Federal inspectors who want to know if the University of North Carolina has been accurately reporting campus crimes as required by federal law are to visit the campus at Chapel Hill next month, the school said Friday.
U.S. Education Department inspectors are responding after a former assistant dean of students accused the school of underreporting sexual assault cases for 2010 in the university's annual report on campus crime to the federal government.
The federal Clery Act requires campuses participating in federal financial aid programs to collect and disclose crime statistics and security information.
The former university employee, Melinda Manning, resigned in December. She did not respond to a message seeking comment Friday.
UNC-Chapel Hill has denied underreporting crimes and said it's cooperating with the investigation. The university this week provided the federal agency with a spreadsheet detailing all student complaints of sexual harassment or assault through this month and what was done in each case. The school did not immediately respond to a request by The Associated Press to provide a copy of the spreadsheet.

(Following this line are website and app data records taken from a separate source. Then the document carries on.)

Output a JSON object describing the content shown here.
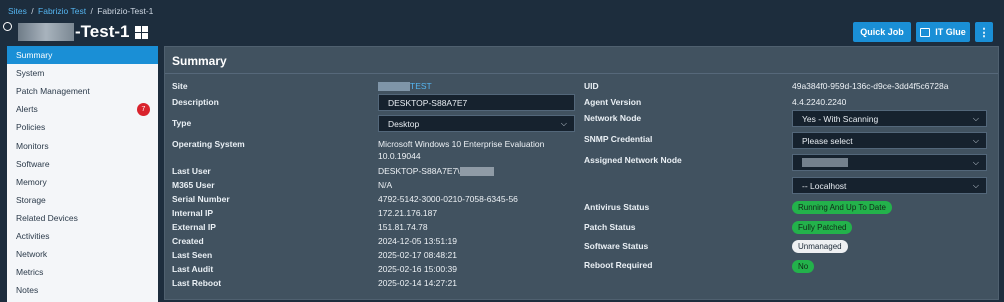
{
  "breadcrumb": {
    "sites": "Sites",
    "sep": "/",
    "customer": "Fabrizio Test",
    "device": "Fabrizio-Test-1"
  },
  "title": {
    "suffix": "-Test-1"
  },
  "actions": {
    "quick_job": "Quick Job",
    "it_glue": "IT Glue",
    "more": "⋮"
  },
  "sidebar": {
    "items": [
      {
        "label": "Summary",
        "active": true
      },
      {
        "label": "System"
      },
      {
        "label": "Patch Management"
      },
      {
        "label": "Alerts",
        "badge": "7"
      },
      {
        "label": "Policies"
      },
      {
        "label": "Monitors"
      },
      {
        "label": "Software"
      },
      {
        "label": "Memory"
      },
      {
        "label": "Storage"
      },
      {
        "label": "Related Devices"
      },
      {
        "label": "Activities"
      },
      {
        "label": "Network"
      },
      {
        "label": "Metrics"
      },
      {
        "label": "Notes"
      }
    ]
  },
  "summary": {
    "title": "Summary",
    "labels": {
      "site": "Site",
      "description": "Description",
      "type": "Type",
      "os": "Operating System",
      "last_user": "Last User",
      "m365_user": "M365 User",
      "serial": "Serial Number",
      "internal_ip": "Internal IP",
      "external_ip": "External IP",
      "created": "Created",
      "last_seen": "Last Seen",
      "last_audit": "Last Audit",
      "last_reboot": "Last Reboot",
      "uid": "UID",
      "agent_version": "Agent Version",
      "network_node": "Network Node",
      "snmp_credential": "SNMP Credential",
      "assigned_network_node": "Assigned Network Node",
      "antivirus_status": "Antivirus Status",
      "patch_status": "Patch Status",
      "software_status": "Software Status",
      "reboot_required": "Reboot Required"
    },
    "values": {
      "site_suffix": "TEST",
      "description": "DESKTOP-S88A7E7",
      "type": "Desktop",
      "os_line1": "Microsoft Windows 10 Enterprise Evaluation",
      "os_line2": "10.0.19044",
      "last_user": "DESKTOP-S88A7E7\\",
      "m365_user": "N/A",
      "serial": "4792-5142-3000-0210-7058-6345-56",
      "internal_ip": "172.21.176.187",
      "external_ip": "151.81.74.78",
      "created": "2024-12-05 13:51:19",
      "last_seen": "2025-02-17 08:48:21",
      "last_audit": "2025-02-16 15:00:39",
      "last_reboot": "2025-02-14 14:27:21",
      "uid": "49a384f0-959d-136c-d9ce-3dd4f5c6728a",
      "agent_version": "4.4.2240.2240",
      "network_node": "Yes - With Scanning",
      "snmp_credential": "Please select",
      "localhost": "-- Localhost",
      "antivirus_status": "Running And Up To Date",
      "patch_status": "Fully Patched",
      "software_status": "Unmanaged",
      "reboot_required": "No"
    }
  },
  "colors": {
    "accent": "#1a8fd6",
    "ok": "#23b24b",
    "alert": "#d9232d",
    "background": "#1d2d3d",
    "panel": "#415260"
  }
}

"We expected this review, and will cooperate fully with the review team," Chancellor Holden Thorp said in a statement. "We are committed to complying with the Clery Act and properly informing students and the campus community about criminal activity and safety threats. The review is an opportunity to make additional improvements if needed."
Thorp is resigning in June to become the chief academic officer of Washington University in St. Louis.
The university also responded by a deadline Thursday to questions posed as part of an investigation by the Education Department's Office for Civil Rights.
Manning, three students and one former student in January alleged violations of Title IX, education's gender-equity law, in the handling of sexual assault cases. Two of the women who have spoken for the group did not respond to requests for comment Friday.
The federal agency could punish a violating university by cutting off federal funding, but that's never happened.
Neither complaint against UNC-CH has been released, but the agency's letter acknowledging the investigation alleges that the nation's oldest public university failed to respond appropriately to sexual assault concerns and that it didn't provide impartial investigations. The complaint also alleges the school didn't have appropriate grievance procedures and didn't provide appropriate training for residential life staff and others.
The school this month hired two new employees to investigate sexual assault allegations and help victims.